Primero acompañado y luego, solo, hasta “los 19 o 20 años”. Antes de sacudir los pies arriba de una pelota, el defensor albirrojo lo hizo en murgas de distintos puntos de la provincia de Buenos Aires.

“Siempre me gustaron, de chico, pero no salía en ninguna. Un día, mi papá me dice: ‘¿Querés salir en una murga? Yo te voy a llevar’. Fuimos a La Catanga, un barrio cerca de casa, y era el último ensayo. ‘¿Querés estar en una murga? Arrancá a bailar’, me dijo. Faltaba una semana para que empiecen los carnavales, así que en esos días hicimos el traje. La idea era que saliera yo solo y mi viejo me acompañara, pero al segundo fin de semana ya lo vi agarrando un bombo. Y, a la otra semana, ya le dieron un traje, pantalón y zapatillas blancas, y empezó a bailar. Salimos juntos durante seis años. Eran noches y noches que íbamos y veníamos, nos cambiábamos rápido y salíamos, metíamos seis o siete corsos en una noche. Era algo muy nuestro, que no te olvidás más. Hoy, cuando escucho un bombo o una trompeta, los recuerdos me llevan a los momentos más lindos que compartí con mi viejo. Porque éramos felices y nos cagábamos de risa”, recuerda mientras aguanta las lágrimas con el mismo tesón con que contiene a un “9” rocoso.

Con «Mono», como lo apodaba a su papá, compartió el amor por las murgas y los carnavales.

Ese padre apasionado por el deporte, las costumbres populares y la familia fue, también, un amante de la rosca política que se cuece en el caliente partido bonaerense de San Martín. Por eso Corda, sin ser un ferviente militante, habla con cariño esos días de peronismo explícito.

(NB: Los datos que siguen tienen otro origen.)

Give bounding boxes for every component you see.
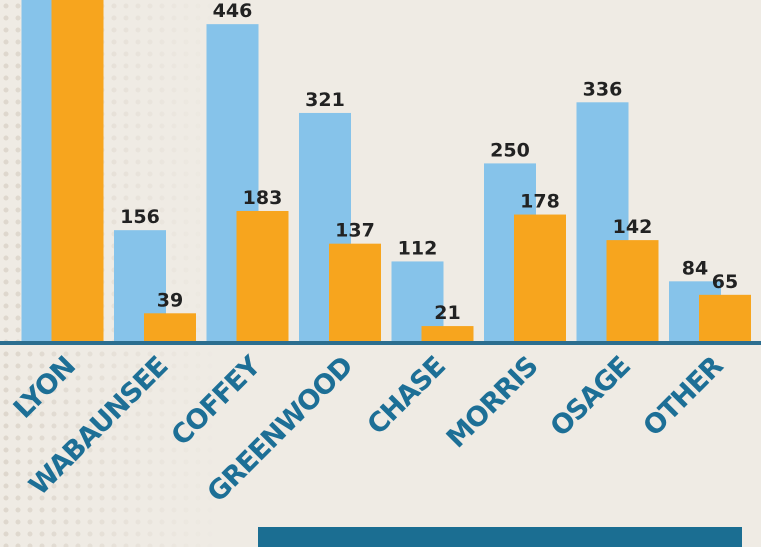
- bar: [421, 326, 474, 341]
- value-label: 21: [434, 302, 460, 324]
- value-label: 336: [583, 78, 623, 100]
- footer-bar: [258, 527, 742, 547]
- value-label: 183: [243, 187, 283, 209]
- bar: [606, 240, 659, 341]
- bar: [51, 0, 104, 342]
- bar: [514, 214, 566, 341]
- value-label: 156: [120, 206, 160, 228]
- value-label: 39: [157, 289, 183, 311]
- value-label: 137: [335, 220, 375, 242]
- value-label: 84: [682, 257, 708, 279]
- value-label: 112: [398, 237, 438, 259]
- bar: [144, 313, 196, 341]
- value-label: 321: [305, 89, 345, 111]
- value-label: 446: [213, 0, 253, 22]
- bar: [236, 210, 289, 341]
- value-label: 65: [712, 271, 738, 293]
- value-label: 178: [520, 191, 560, 213]
- bar: [699, 294, 751, 341]
- value-label: 250: [490, 139, 530, 161]
- value-label: 142: [613, 216, 653, 238]
- bar: [329, 243, 381, 341]
- baseline: [0, 341, 761, 345]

“Mi viejo era peronista, siempre le gustó estar metido en el quilombo de la política –revela quien, además, se recibió de periodista y cursa la carrera de Kinesiología-. Y tenía muchos conocidos que estaban laburando para Sergio Massa y (Gabriel) Katopodis, y me dijo de ir a laburar. Yo en ese momento estaba jugando al fútbol, pero no cobraba ningún sueldo, así que tenía que hacer changas para rebuscármela, y allá fuimos, a La Matanza, a llevarles viandas a los pibes que estaban fiscalizando las elecciones. Anduvimos por todos lados y nos cagábamos de risa, porque a mi viejo le gustaba y a mí también porque podía compartir tiempo con él”.

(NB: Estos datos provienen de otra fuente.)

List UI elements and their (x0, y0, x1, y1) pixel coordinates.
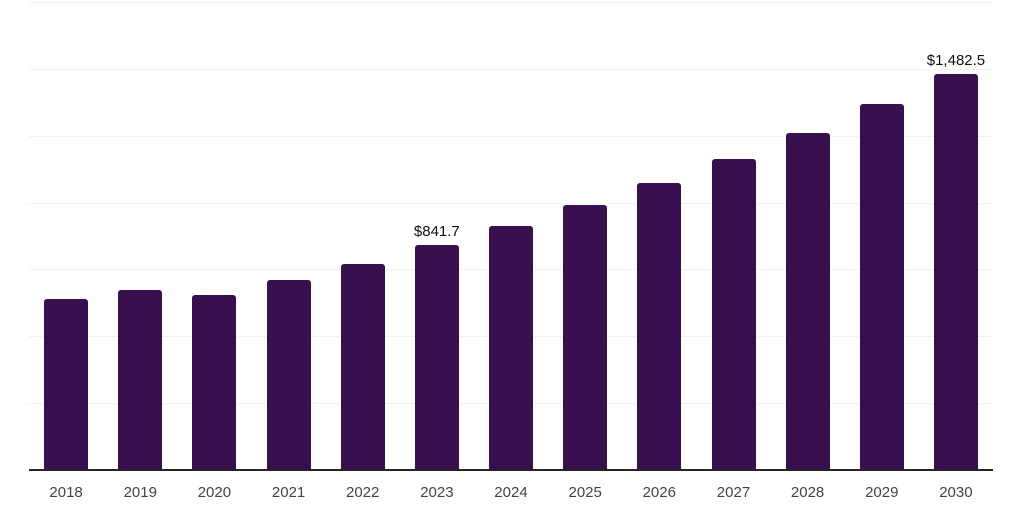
bar-2028 (785, 132, 830, 470)
bar-2023 (414, 244, 459, 470)
x-axis-line (29, 469, 993, 471)
bar-2026 (637, 183, 682, 470)
gridline (29, 135, 993, 137)
gridline (29, 202, 993, 204)
x-tick-label-2019: 2019 (123, 484, 157, 501)
x-tick-label-2027: 2027 (716, 484, 751, 501)
bar-2029 (859, 104, 904, 470)
x-tick-label-2022: 2022 (346, 484, 380, 501)
x-tick-label-2024: 2024 (494, 484, 528, 501)
x-tick-label-2021: 2021 (271, 484, 306, 501)
bar-2022 (340, 263, 385, 470)
gridline (29, 68, 993, 70)
data-label-2030: $1,482.5 (926, 51, 986, 69)
bar-2021 (266, 279, 311, 470)
x-tick-label-2020: 2020 (197, 484, 232, 501)
bar-2030 (933, 73, 978, 470)
gridline (29, 2, 993, 3)
x-tick-label-2023: 2023 (420, 484, 454, 501)
bar-2019 (118, 289, 163, 470)
bar-2025 (563, 205, 608, 470)
x-tick-label-2029: 2029 (865, 484, 899, 501)
x-tick-label-2028: 2028 (790, 484, 825, 501)
bar-2024 (489, 225, 533, 470)
bar-2020 (192, 294, 237, 470)
bar-2027 (711, 158, 756, 470)
data-label-2023: $841.7 (413, 222, 460, 240)
x-tick-label-2030: 2030 (939, 484, 973, 501)
bar-2018 (44, 298, 89, 470)
x-tick-label-2026: 2026 (642, 484, 676, 501)
x-tick-label-2018: 2018 (49, 484, 83, 501)
x-tick-label-2025: 2025 (568, 484, 602, 501)
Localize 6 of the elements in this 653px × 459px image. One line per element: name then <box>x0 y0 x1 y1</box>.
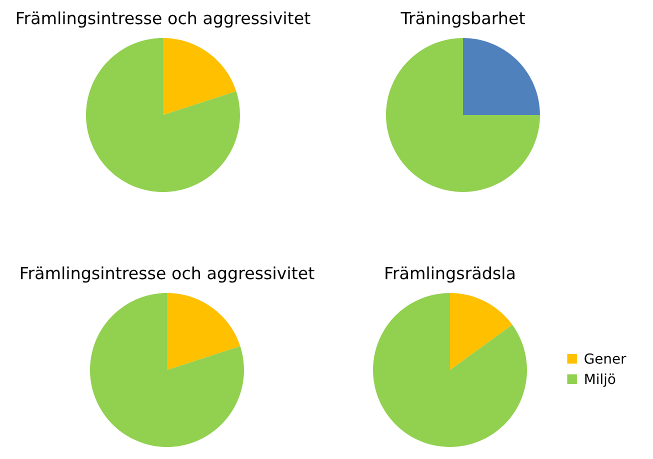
legend-label: Gener <box>584 353 626 364</box>
chart-title: Främlingsintresse och aggressivitet <box>20 266 314 283</box>
legend-label: Miljö <box>585 373 616 387</box>
chart-title: Främlingsrädsla <box>386 266 514 283</box>
chart-title: Främlingsintresse och aggressivitet <box>16 11 310 28</box>
chart-title: Träningsbarhet <box>400 11 525 28</box>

Quizá por esa herencia de genuina justicia social es que al jugador surgido en Chacarita le brota una sensibilidad que lo empuja a intentar transformar la realidad. De ahí que, cuando el tiempo se lo permite, se mete en las cocinas de los merenderos del barrio y prepara comida para un sinfín de vecinos postergados.

«El Funebrero», el club de sus comienzos.

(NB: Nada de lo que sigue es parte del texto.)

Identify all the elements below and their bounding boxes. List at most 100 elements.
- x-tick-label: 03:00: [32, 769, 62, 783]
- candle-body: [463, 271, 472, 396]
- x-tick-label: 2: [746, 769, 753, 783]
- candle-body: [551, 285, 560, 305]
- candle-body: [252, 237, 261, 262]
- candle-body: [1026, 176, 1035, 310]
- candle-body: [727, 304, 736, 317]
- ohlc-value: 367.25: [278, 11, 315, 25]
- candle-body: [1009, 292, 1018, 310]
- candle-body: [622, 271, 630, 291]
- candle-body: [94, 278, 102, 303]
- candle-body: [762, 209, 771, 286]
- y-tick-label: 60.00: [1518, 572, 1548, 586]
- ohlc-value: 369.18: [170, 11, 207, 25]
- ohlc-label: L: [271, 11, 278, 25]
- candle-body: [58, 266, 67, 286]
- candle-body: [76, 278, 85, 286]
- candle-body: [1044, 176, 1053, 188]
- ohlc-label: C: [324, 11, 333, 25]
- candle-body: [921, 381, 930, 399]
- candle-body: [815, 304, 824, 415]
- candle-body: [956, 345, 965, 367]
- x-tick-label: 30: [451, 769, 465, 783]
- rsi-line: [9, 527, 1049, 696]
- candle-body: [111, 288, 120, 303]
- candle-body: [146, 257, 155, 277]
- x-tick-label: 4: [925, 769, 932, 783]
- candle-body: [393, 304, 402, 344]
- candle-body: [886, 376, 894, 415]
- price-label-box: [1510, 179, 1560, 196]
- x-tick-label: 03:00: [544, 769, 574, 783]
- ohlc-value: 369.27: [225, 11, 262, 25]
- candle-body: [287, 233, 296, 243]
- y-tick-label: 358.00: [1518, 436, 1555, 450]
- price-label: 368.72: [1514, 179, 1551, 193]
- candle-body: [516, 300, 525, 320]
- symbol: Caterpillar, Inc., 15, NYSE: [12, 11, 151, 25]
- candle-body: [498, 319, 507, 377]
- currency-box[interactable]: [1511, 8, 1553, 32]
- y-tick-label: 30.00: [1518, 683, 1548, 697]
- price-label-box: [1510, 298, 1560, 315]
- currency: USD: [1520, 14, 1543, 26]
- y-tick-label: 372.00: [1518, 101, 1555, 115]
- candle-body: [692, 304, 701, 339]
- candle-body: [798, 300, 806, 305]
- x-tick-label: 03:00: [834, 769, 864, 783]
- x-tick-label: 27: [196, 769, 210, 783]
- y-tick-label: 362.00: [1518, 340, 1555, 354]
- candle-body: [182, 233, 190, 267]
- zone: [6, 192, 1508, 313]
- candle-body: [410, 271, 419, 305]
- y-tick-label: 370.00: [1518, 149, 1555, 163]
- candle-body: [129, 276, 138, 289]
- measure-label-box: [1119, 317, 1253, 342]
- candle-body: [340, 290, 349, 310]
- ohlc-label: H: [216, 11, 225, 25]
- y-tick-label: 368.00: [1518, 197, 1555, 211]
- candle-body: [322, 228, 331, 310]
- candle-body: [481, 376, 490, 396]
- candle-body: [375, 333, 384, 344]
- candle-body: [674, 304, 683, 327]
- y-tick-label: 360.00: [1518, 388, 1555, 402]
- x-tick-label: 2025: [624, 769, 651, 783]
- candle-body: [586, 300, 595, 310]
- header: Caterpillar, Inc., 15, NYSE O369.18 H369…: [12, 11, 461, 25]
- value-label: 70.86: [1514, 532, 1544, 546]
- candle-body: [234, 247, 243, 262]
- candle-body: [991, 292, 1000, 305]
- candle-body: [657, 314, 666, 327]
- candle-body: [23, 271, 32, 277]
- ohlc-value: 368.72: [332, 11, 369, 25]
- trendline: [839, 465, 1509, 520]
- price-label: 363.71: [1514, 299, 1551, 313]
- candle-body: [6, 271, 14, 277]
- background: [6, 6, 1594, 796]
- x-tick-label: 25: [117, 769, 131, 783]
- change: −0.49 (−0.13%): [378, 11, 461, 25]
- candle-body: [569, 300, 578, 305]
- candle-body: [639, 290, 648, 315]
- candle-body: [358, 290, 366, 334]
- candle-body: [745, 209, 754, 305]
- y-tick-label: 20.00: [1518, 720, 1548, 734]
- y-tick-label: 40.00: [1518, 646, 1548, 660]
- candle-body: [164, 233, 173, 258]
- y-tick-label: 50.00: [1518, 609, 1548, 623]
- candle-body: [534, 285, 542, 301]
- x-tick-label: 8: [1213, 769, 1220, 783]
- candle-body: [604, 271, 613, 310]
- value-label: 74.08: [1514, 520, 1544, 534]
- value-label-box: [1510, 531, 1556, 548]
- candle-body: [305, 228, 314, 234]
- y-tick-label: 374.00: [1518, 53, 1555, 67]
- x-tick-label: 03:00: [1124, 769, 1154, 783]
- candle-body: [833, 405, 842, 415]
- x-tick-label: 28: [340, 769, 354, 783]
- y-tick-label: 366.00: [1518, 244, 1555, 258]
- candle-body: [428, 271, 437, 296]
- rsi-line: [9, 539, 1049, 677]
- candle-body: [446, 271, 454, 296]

“Creo que hay que dejar de mirarse tanto a uno mismo y mirar más hacia los costados. Hay mucha gente que quizás no la pasa bien y, a veces, nos hacemos los boludos o no nos damos cuenta –reflexiona desde el predio de La Agustina-. Siempre fui de pregonar eso. En su momento di una mano en La Catanga. Y después, en la época de la pandemia, cuando todo estaba más jodido, me sumé a una olla popular y empecé a colaborar. Se hacían viandas para 200 familias, y yo hacía lo que sea: me metía a la cocina, cortaba papas, cocinaba, preparaba el guiso de lentejas. Me gustaba, lo hacía de corazón. Por ahí me tocaba sábado y domingo levantarme temprano para ir y hacer eso. Hoy, cuando voy al barrio, me cruzo a los vagos a los que les daba la vianda y me dicen: ‘Eh, negro, ¿cómo estás? Te felicito, loco’. Y eso te termina llenando más que cualquier otra cosa, porque es algo que con plata no se compra, esa felicidad que te da que alguien venga y te diga: ‘Che, loco, gracias por lo que hicieron’”.

Por si había margen para alguna duda, Corda deja en claro que “mis raíces son mi familia y mi barrio”. Son ellos los que le marcaron cómo transitar un camino que vale la pena recorrer, aunque de a ratos luzca espinoso: “Mis papás y mis hermanas son la gloria para mí. Estar lejos, a veces, es… no complicado, porque estoy haciendo lo que amo, pero sí que se extrañan situaciones, momentos. A la noche, cuando me toca cenar solo o cuando no estoy bien, lo que me reconforta es una videollamada con la vieja y poder charlar, reírnos un poco”.